Sia come sia, ecco le rivelazioni di Assange:

“Dalla sua prigionia di Londra il fondatore di Wikileaks annuncia la pubblicazione di milioni di documenti del governo siriano e accusa l’occidente di manipolazione mediatica sulla guerra civile in corso in Siria.

«In Siria è in atto un processo di democratizzazione ma è chiaro che a Stati Uniti, Regno Unito, Israele e Francia non interessa». A sostenerlo è stato ieri Julian Assange, il fondatore di Wikileaks rifugiato da mesi all’interno dell’ambasciata dell’Ecuador a Londra per sfuggire all’arresto ordinato dai governi della Svezia e degli Stati Uniti. ”Ci sono state delle riunioni l’anno scorso con personale dell’esercito degli Usa, e anche qualche militare europeo, nelle quali si discuteva in anticipo di questa campagna militare, e c’erano già forze speciali in Siria‘ ha detto Assange.
«I poteri occidentali stanno usando la vicenda siriana per togliere di mezzo il governo…favorire Israele e indebolire l’Iran: è per questo che c’è stata una enorme manipolazione della stampa» ha aggiunto Assange nel corso di un’intervista concessa alla tv panamericana “Telesur”. Il fondatore di Wikileaks ha fatto riferimento, ad esempio, «alla distorsione delle foto da parte della Bbc: hanno mostrato una immagine con centinaia di cadaveri gettati per terra scattata in Iraq, dicendo poi che era la Siria».

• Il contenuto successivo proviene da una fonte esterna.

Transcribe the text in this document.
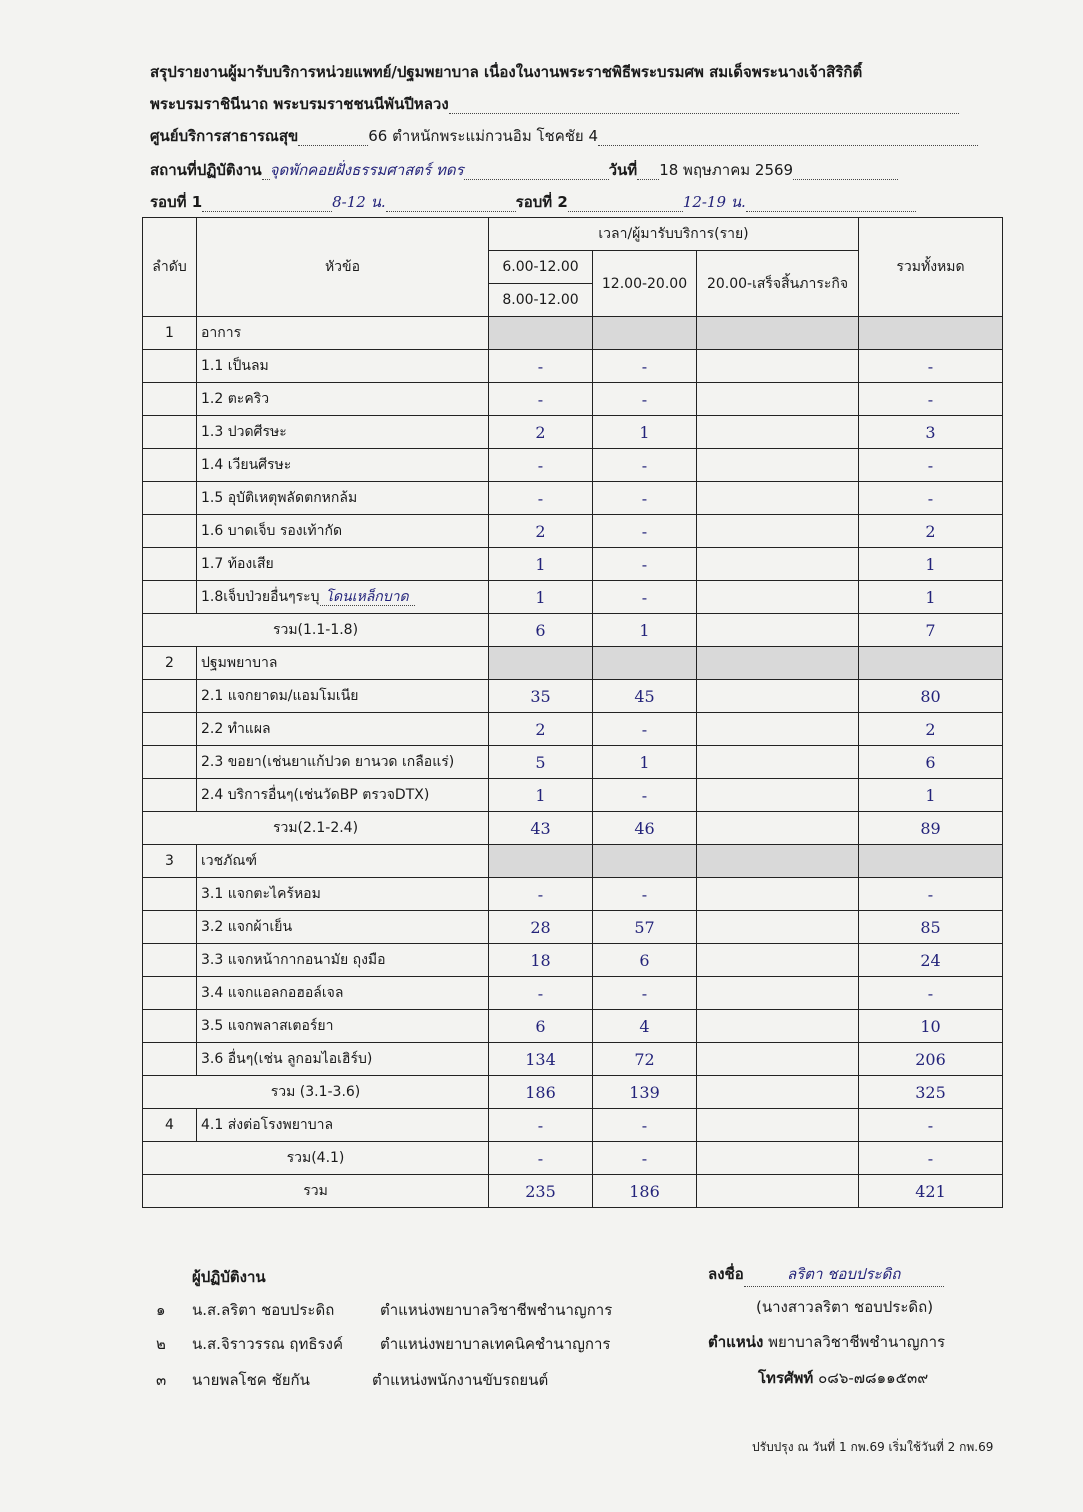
สรุปรายงานผู้มารับบริการหน่วยแพทย์/ปฐมพยาบาล เนื่องในงานพระราชพิธีพระบรมศพ สมเด็จพระนางเจ้าสิริกิติ์
พระบรมราชินีนาถ พระบรมราชชนนีพันปีหลวง
ศูนย์บริการสาธารณสุข	66 ตำหนักพระแม่กวนอิม โชคชัย 4
สถานที่ปฏิบัติงาน จุดพักคอยฝั่งธรรมศาสตร์ ทดร	วันที่ 18 พฤษภาคม 2569
รอบที่ 1	8-12 น.	รอบที่ 2	12-19 น.
ลำดับ	หัวข้อ	เวลา/ผู้มารับบริการ(ราย)			รวมทั้งหมด
		6.00-12.00	12.00-20.00	20.00-เสร็จสิ้นภาระกิจ	
		8.00-12.00			
1	อาการ				
	1.1 เป็นลม	-	-		-
	1.2 ตะคริว	-	-		-
	1.3 ปวดศีรษะ	2	1		3
	1.4 เวียนศีรษะ	-	-		-
	1.5 อุบัติเหตุพลัดตกหกล้ม	-	-		-
	1.6 บาดเจ็บ รองเท้ากัด	2	-		2
	1.7 ท้องเสีย	1	-		1
	1.8เจ็บป่วยอื่นๆระบุ โดนเหล็กบาด	1	-		1
รวม(1.1-1.8)		6	1		7
2	ปฐมพยาบาล				
	2.1 แจกยาดม/แอมโมเนีย	35	45		80
	2.2 ทำแผล	2	-		2
	2.3 ขอยา(เช่นยาแก้ปวด ยานวด เกลือแร่)	5	1		6
	2.4 บริการอื่นๆ(เช่นวัดBP ตรวจDTX)	1	-		1
รวม(2.1-2.4)		43	46		89
3	เวชภัณฑ์				
	3.1 แจกตะไคร้หอม	-	-		-
	3.2 แจกผ้าเย็น	28	57		85
	3.3 แจกหน้ากากอนามัย ถุงมือ	18	6		24
	3.4 แจกแอลกอฮอล์เจล	-	-		-
	3.5 แจกพลาสเตอร์ยา	6	4		10
	3.6 อื่นๆ(เช่น ลูกอมไอเฮิร์บ)	134	72		206
รวม (3.1-3.6)		186	139		325
4	4.1 ส่งต่อโรงพยาบาล	-	-		-
รวม(4.1)		-	-		-
รวม		235	186		421
ผู้ปฏิบัติงาน
๑ น.ส.ลริตา ชอบประดิถ	ตำแหน่งพยาบาลวิชาชีพชำนาญการ
๒ น.ส.จิราวรรณ ฤทธิรงค์ ตำแหน่งพยาบาลเทคนิคชำนาญการ
๓ นายพลโชค ชัยกัน	ตำแหน่งพนักงานขับรถยนต์
ลงชื่อ	ลริตา ชอบประดิถ
(นางสาวลริตา ชอบประดิถ)
ตำแหน่ง พยาบาลวิชาชีพชำนาญการ
โทรศัพท์ ๐๘๖-๗๘๑๑๕๓๙
ปรับปรุง ณ วันที่ 1 กพ.69 เริ่มใช้วันที่ 2 กพ.69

«Parliamo di 20 o 40 mila morti in Libia» ha commentato Assange secondo il quale in Siria, nel caso di un intervento militare esterno, «ce ne sarebbero 100 mila, con un esito politico incerto. Ci potremmo trovare con un governo migliore o anche con uno peggiore».

Per bilanciare la disinformazione mediatica in corso sul conflitto in Siria Wikileaks pubblicherà nei prossimi giorni oltre due milioni di file di documenti del governo siriano. Secondo Assange i documenti siriani che verranno pubblicati potranno dare “una prospettiva dal di dentro” della guerra civile in corso ormai da 17 mesi”.